New act to cover hairstyles
Published on: 2/26/08.
by YVETTE BEST
MINISTER OF EDUCATION Ronald Jones is hinting that the new Education Act will take into consideration the now controversial issue of appropriate hairstyles for school, which is currently left to the interpretation of administrators.
He said the new act and new regulations would be presented to Parliament as soon as the necessary review of the current act and accompanying regulations had been completed.
One interpretation saw five students being barred from classes at the Samuel Jackman Prescod Polytechnic (SJPP) last week for wearing locks. But, deputy principal Merton Forde said the students would be allowed back in school if they presented documents proving they were part of the Rastafari faith.
"Generally the laws speak to people carrying themselves in a manner which is not injurious to the health of others, or injurious to themselves. And what had me aghast, is that what seems to be appearing is a conflict of what one might argue is traditional culture and modern culture, even though the modern culture is part of the ancestral culture of Africa in this context," Jones said.
He cautioned that it was impossible for the act to cover everything and, of necessity, it must still be general.
"Common sense always must dictate what we do. Even though there are laws written down, common sense must [prevail] in circumstances such as those that confronted the administration at the school . . . . There must always be general terms used in education, because from the time you start to demarcate, you're into a whole long troublesome process," he argued.
He said he was "puzzled" by the SJPP development, because the students would have been in school for seven months with the locks and it only became an issue last week.
Final year student Andre Hall has since been readmitted. The 24-year-old student, of the air-conditioning refrigeration department, produced a letter from the Ichirouganaim Council for the Advancement of Rastafari saying that he wore his locks for "religious purposes".

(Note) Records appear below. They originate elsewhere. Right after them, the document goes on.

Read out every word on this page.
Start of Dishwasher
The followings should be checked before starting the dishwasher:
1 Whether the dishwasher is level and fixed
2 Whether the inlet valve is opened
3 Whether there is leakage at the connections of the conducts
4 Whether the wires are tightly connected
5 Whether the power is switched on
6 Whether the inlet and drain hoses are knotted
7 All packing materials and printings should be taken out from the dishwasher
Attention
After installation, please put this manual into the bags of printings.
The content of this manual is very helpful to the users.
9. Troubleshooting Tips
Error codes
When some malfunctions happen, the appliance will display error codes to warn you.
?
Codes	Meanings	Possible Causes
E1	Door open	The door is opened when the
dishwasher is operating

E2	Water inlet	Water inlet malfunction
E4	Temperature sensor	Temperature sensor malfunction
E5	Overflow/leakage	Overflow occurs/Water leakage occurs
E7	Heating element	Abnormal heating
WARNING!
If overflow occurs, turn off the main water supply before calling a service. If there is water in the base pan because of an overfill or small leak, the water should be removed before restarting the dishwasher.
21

Minister Jones told the DAILY NATION last Thursday that as far as he was aware, all five students should have been back in school.
"One could not understand, or for that matter appreciate, the argument that a citizen of Barbados must bring any kind of document to any institution, asking them to prove if they belong to any religion, caste, sex or creed.
"That is trampling on a person's civil rights [and] their religious rights, their democratic rights in our society, which holds up the individual as paramount, even though within the confines of the law. And there should not be any law in any educational institution which debars young people from getting an education," he stated.